ALGER: Deux années se sont écoulées depuis le décès de l'icône de la chanson kabyle en Algérie, Hamid Cheriet, dit "Idir", après un demi-siècle de carrière.
L'artiste a oeuvré, à travers ses productions artistiques, à la préservation de l’héritage culturel algérien par le biais d'une série de chansons qui puisent leur âme dans la profondeur du patrimoine et des légendes amazighes, notamment les célèbres berceuses “Ssendu” et "Vava Inova", qui ont contribué à forger la réputation artistique qui lui a permis d’accéder à la scène internationale.
En 1976, sa chanson "Vava Inova", diffusée dans 77 pays et traduit en 20 langues, lui permet d'obtenir une renommée mondiale.
La discographie d'Idir comprend une dizaine d'albums, à travers lesquels il a contribué à porter le patrimoine oral amazigh, traditionnellement transmis par les femmes berbères, qui ont inspiré une grande partie de son oeuvre. Sa mère fut une influence notable sur son répertoire musical.
L'histoire commence un printemps de l’année 1973. Une station radio algérienne se prépare à démarrer son émission hebdomadaire le plus normalement du monde. Tous les samedis, elle a pour habitude de mettre en avant deux chanteurs amazighs. Invitée du jour, la chanteuse Nouara est venue accompagnée de son guitariste, une jeune homme réservé aux cheveux longs.
Au dernier moment, Nouara se désiste pour des raisons de santé.
Compte tenu de l’imminence du direct, les animateurs ne trouvent pas d'autre solution que de proposer au jeune musicien d'interpréter le morceau que la jeune femme était censée chanter.

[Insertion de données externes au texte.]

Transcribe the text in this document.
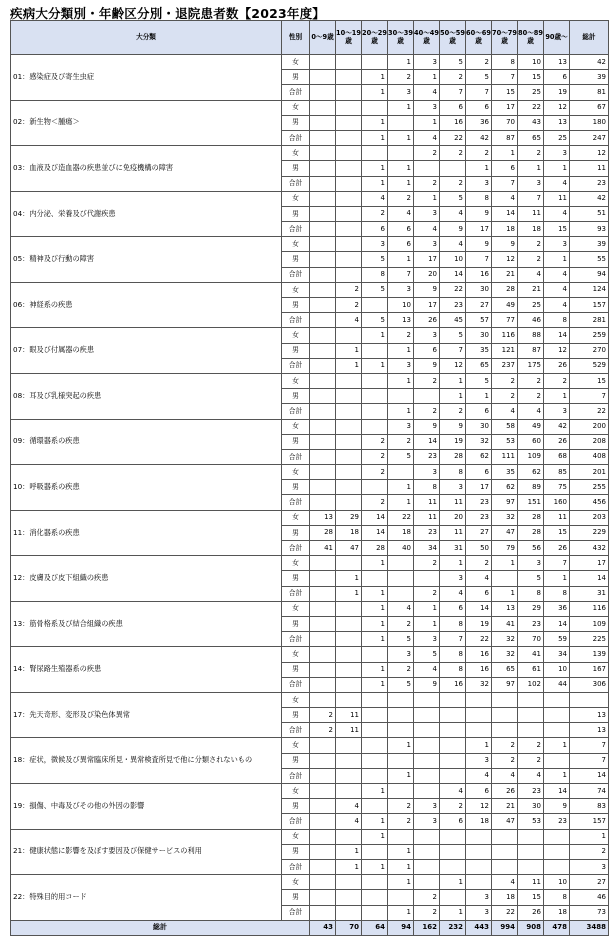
疾病大分類別・年齢区分別・退院患者数【2023年度】
大分類	性別	0～9歳	10～19歳	20～29歳	30～39歳	40～49歳	50～59歳	60～69歳	70～79歳	80～89歳	90歳～	総計
01：感染症及び寄生虫症	女				1	3	5	2	8	10	13	42
	男			1	2	1	2	5	7	15	6	39
	合計			1	3	4	7	7	15	25	19	81
02：新生物＜腫瘍＞	女				1	3	6	6	17	22	12	67
	男			1		1	16	36	70	43	13	180
	合計			1	1	4	22	42	87	65	25	247
03：血液及び造血器の疾患並びに免疫機構の障害	女					2	2	2	1	2	3	12
	男			1	1			1	6	1	1	11
	合計			1	1	2	2	3	7	3	4	23
04：内分泌、栄養及び代謝疾患	女			4	2	1	5	8	4	7	11	42
	男			2	4	3	4	9	14	11	4	51
	合計			6	6	4	9	17	18	18	15	93
05：精神及び行動の障害	女			3	6	3	4	9	9	2	3	39
	男			5	1	17	10	7	12	2	1	55
	合計			8	7	20	14	16	21	4	4	94
06：神経系の疾患	女		2	5	3	9	22	30	28	21	4	124
	男		2		10	17	23	27	49	25	4	157
	合計		4	5	13	26	45	57	77	46	8	281
07：眼及び付属器の疾患	女			1	2	3	5	30	116	88	14	259
	男		1		1	6	7	35	121	87	12	270
	合計		1	1	3	9	12	65	237	175	26	529
08：耳及び乳様突起の疾患	女				1	2	1	5	2	2	2	15
	男						1	1	2	2	1	7
	合計				1	2	2	6	4	4	3	22
09：循環器系の疾患	女				3	9	9	30	58	49	42	200
	男			2	2	14	19	32	53	60	26	208
	合計			2	5	23	28	62	111	109	68	408
10：呼吸器系の疾患	女			2		3	8	6	35	62	85	201
	男				1	8	3	17	62	89	75	255
	合計			2	1	11	11	23	97	151	160	456
11：消化器系の疾患	女	13	29	14	22	11	20	23	32	28	11	203
	男	28	18	14	18	23	11	27	47	28	15	229
	合計	41	47	28	40	34	31	50	79	56	26	432
12：皮膚及び皮下組織の疾患	女			1		2	1	2	1	3	7	17
	男		1				3	4		5	1	14
	合計		1	1		2	4	6	1	8	8	31
13：筋骨格系及び結合組織の疾患	女			1	4	1	6	14	13	29	36	116
	男			1	2	1	8	19	41	23	14	109
	合計			1	5	3	7	22	32	70	59	225
14：腎尿路生殖器系の疾患	女				3	5	8	16	32	41	34	139
	男			1	2	4	8	16	65	61	10	167
	合計			1	5	9	16	32	97	102	44	306
17：先天奇形、変形及び染色体異常	女											
	男	2	11									13
	合計	2	11									13
18：症状，徴候及び異常臨床所見・異常検査所見で他に分類されないもの	女				1			1	2	2	1	7
	男							3	2	2		7
	合計				1			4	4	4	1	14
19：損傷、中毒及びその他の外因の影響	女			1			4	6	26	23	14	74
	男		4		2	3	2	12	21	30	9	83
	合計		4	1	2	3	6	18	47	53	23	157
21：健康状態に影響を及ぼす要因及び保健サービスの利用	女			1								1
	男		1		1							2
	合計		1	1	1							3
22：特殊目的用コード	女				1		1		4	11	10	27
	男					2		3	18	15	8	46
	合計				1	2	1	3	22	26	18	73
総計		43	70	64	94	162	232	443	994	908	478	3488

Hésitant, comme il est issu d'une famille conservatrice, son premier réflexe est de refuser. Devant l'insistance de ses hôtes, Il finit par accepter à contrecœur, à la condition que sa véritable identité ne soit pas dévoilée pour éviter que ses proches l’apprennent.
Il interprète une berceuse souvent fredonnée par les mamans kabyles à leurs petits «Ers-ed ay ives» et charme illico les auditeurs.
La chanson est devenue un énorme succès en Algérie et au-delà, sans qu'Idir ne le sache. Peu de temps après l'enregistrement, le musicien dû en effet effectuer son service militaire, obligatoire en Algérie.
"J’étais au bon endroit, au bon moment, avec la bonne chanson" expliquait-il dans une interview à l’AFP en évoquant les refrains de son enfance.
Et c’est ainsi qu'El Hamid Cheriet devint l’icône de la musique Amazigh que nous connaissant tous. A partir de ce jour, le fils de berger, diplômé en géologie, passera le reste de son existence à offrir de la visibilité à la musique.
En 1975, il se rend à Paris pour enregistrer son premier album, également intitulé "A Vava Inouva". Mais après une série de tournées et un autre album, il décide d'abandonner l'industrie de la musique, qu’il juge carnassière, jusqu'en 1991, lorsque la sortie d'un album de compilation relance sa carrière.
Artiste engagé
Installé en France, il devient un ardent défenseur de sa Kabylie natale. Il se produit lors d’un concert en hommage à son ami, Matoub Lounès assassiné en 1998 en Kabylie.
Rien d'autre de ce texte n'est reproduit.